Eiras Josie da Costa, Schettini Antônio Pedro Mendes, Lima Livia Lima de, Tubilla Liana Hortência Miranda, Oliveira Rosa Maria Libório de
Alfredo da Matta Foundation, Manaus, AM, Brazil.
An Bras Dermatol. 2010 Sep-Oct;85(5):687-90. doi: 10.1590/s0365-05962010000500014.

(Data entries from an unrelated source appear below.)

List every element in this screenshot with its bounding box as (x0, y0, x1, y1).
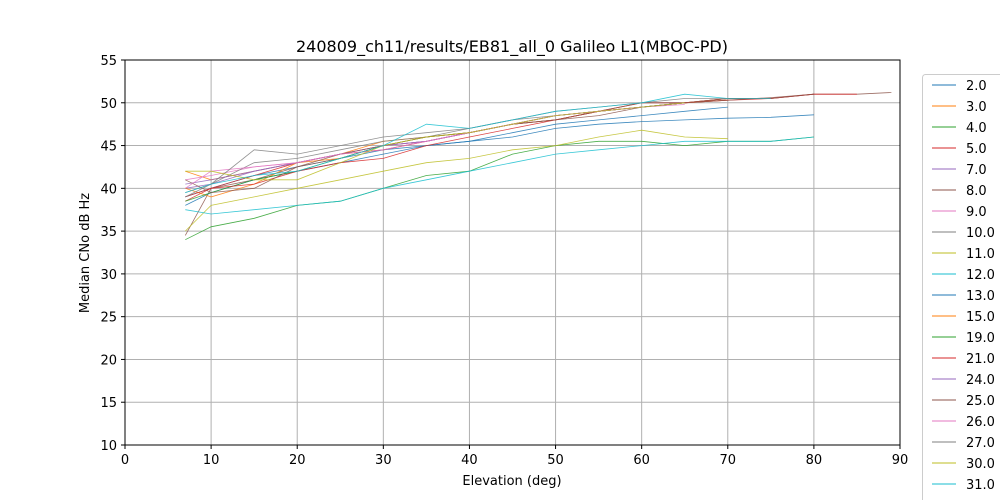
legend-label: 7.0 (966, 163, 987, 178)
series-line-11.0 (185, 129, 728, 232)
y-axis-label: Median CNo dB Hz (78, 193, 93, 313)
series-line-3.0 (185, 99, 728, 181)
legend-label: 2.0 (966, 79, 987, 94)
x-tick-label: 30 (375, 453, 392, 468)
y-tick-label: 10 (100, 439, 117, 454)
legend-label: 3.0 (966, 100, 987, 115)
legend-label: 4.0 (966, 121, 987, 136)
y-tick-label: 25 (100, 311, 117, 326)
series-line-9.0 (185, 104, 685, 181)
x-axis-label: Elevation (deg) (462, 474, 561, 489)
series-line-24.0 (185, 102, 685, 185)
legend-label: 11.0 (966, 247, 995, 262)
legend-label: 8.0 (966, 184, 987, 199)
x-tick-label: 50 (547, 453, 564, 468)
series-line-26.0 (185, 106, 642, 189)
legend-label: 5.0 (966, 142, 987, 157)
series-line-31.0 (185, 93, 771, 193)
x-tick-label: 0 (121, 453, 129, 468)
x-tick-label: 90 (892, 453, 909, 468)
x-tick-label: 10 (203, 453, 220, 468)
chart-title: 240809_ch11/results/EB81_all_0 Galileo L… (296, 37, 728, 57)
y-tick-label: 15 (100, 396, 117, 411)
x-tick-label: 80 (806, 453, 823, 468)
x-tick-label: 70 (720, 453, 737, 468)
series-line-19.0 (185, 102, 685, 202)
series-line-15.0 (185, 98, 771, 198)
series-line-25.0 (185, 93, 814, 194)
y-tick-label: 50 (100, 97, 117, 112)
y-tick-label: 45 (100, 140, 117, 155)
legend-label: 10.0 (966, 226, 995, 241)
series-line-12.0 (185, 136, 814, 215)
series-line-2.0 (185, 114, 814, 198)
legend-label: 21.0 (966, 352, 995, 367)
ticks: 0 10 20 30 40 50 60 70 80 90 10 15 20 25 30 35 40 45 50 55 (100, 54, 908, 468)
legend-label: 12.0 (966, 268, 995, 283)
y-tick-label: 40 (100, 182, 117, 197)
legend-label: 30.0 (966, 457, 995, 472)
legend-label: 13.0 (966, 289, 995, 304)
y-tick-label: 55 (100, 54, 117, 69)
series-line-4.0 (185, 136, 814, 241)
legend-label: 26.0 (966, 415, 995, 430)
legend-label: 19.0 (966, 331, 995, 346)
y-tick-label: 35 (100, 225, 117, 240)
x-tick-label: 20 (289, 453, 306, 468)
legend: 2.0 3.0 4.0 5.0 7.0 8.0 9.0 10.0 11.0 12.0 13.0 15.… (922, 74, 1000, 500)
series-line-5.0 (185, 93, 814, 202)
series-lines (184, 92, 892, 241)
legend-label: 27.0 (966, 436, 995, 451)
legend-box (922, 74, 1000, 500)
grid (124, 59, 901, 446)
legend-label: 24.0 (966, 373, 995, 388)
x-tick-label: 40 (461, 453, 478, 468)
y-tick-label: 20 (100, 353, 117, 368)
legend-label: 15.0 (966, 310, 995, 325)
series-line-30.0 (185, 102, 685, 181)
legend-label: 9.0 (966, 205, 987, 220)
legend-label: 25.0 (966, 394, 995, 409)
series-line-13.0 (185, 106, 728, 206)
legend-label: 31.0 (966, 478, 995, 493)
y-tick-label: 30 (100, 268, 117, 283)
plot-frame (124, 59, 901, 446)
x-tick-label: 60 (633, 453, 650, 468)
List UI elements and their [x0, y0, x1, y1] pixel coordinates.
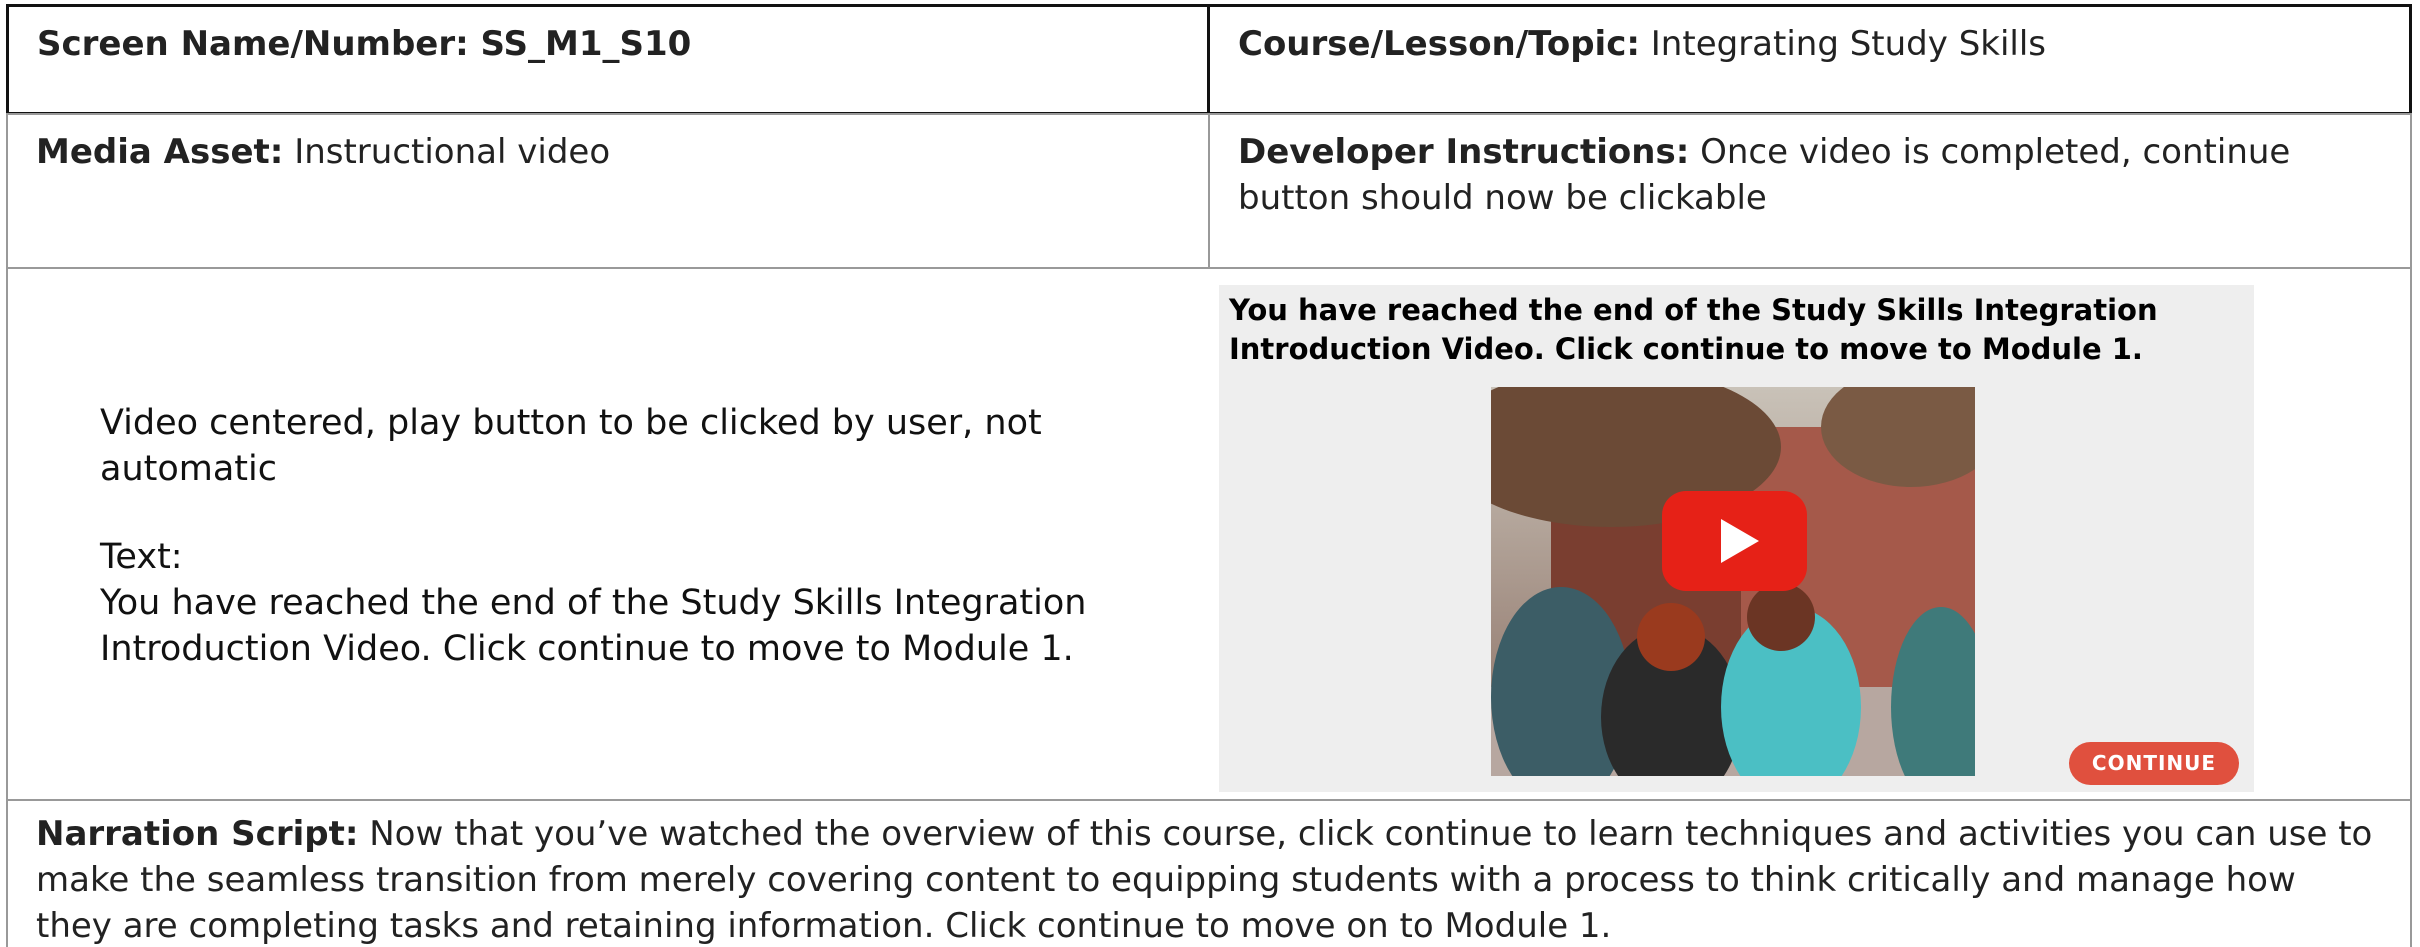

Rosai-Dorfman disease, otherwise known as sinus histiocytosis with massive lymphadenopathy, is a non-Langerhans cell histiocytosis with a benign course and unknown etiology. It was described in 1969 as a painless cervical lymph node enlargement in association with fever, weight loss and sweating. Extranodal disease has been reported in 43% of cases, with involvement of multiple organs. Purely extranodal Rosai-Dorfman disease has been already reported, including forms restricted to the skin. This paper reports a case of purely cutaneous Rosai-Dorfman disease, which is of interest in view of the rarity of this condition.
罗萨伊-多夫曼病,又称伴巨大淋巴结病的窦性组织细胞增多症,是一种非朗格汉斯细胞组织细胞增多症,病程良性,病因不明。1969年,它被描述为一种无痛性颈部淋巴结肿大,伴有发热、体重减轻和出汗。43%的病例报告有结外病变,累及多个器官。纯结外罗萨伊-多夫曼病已有报道,包括局限于皮肤的类型。本文报告一例纯皮肤型罗萨伊-多夫曼病,鉴于这种情况的罕见性,该病例具有一定意义。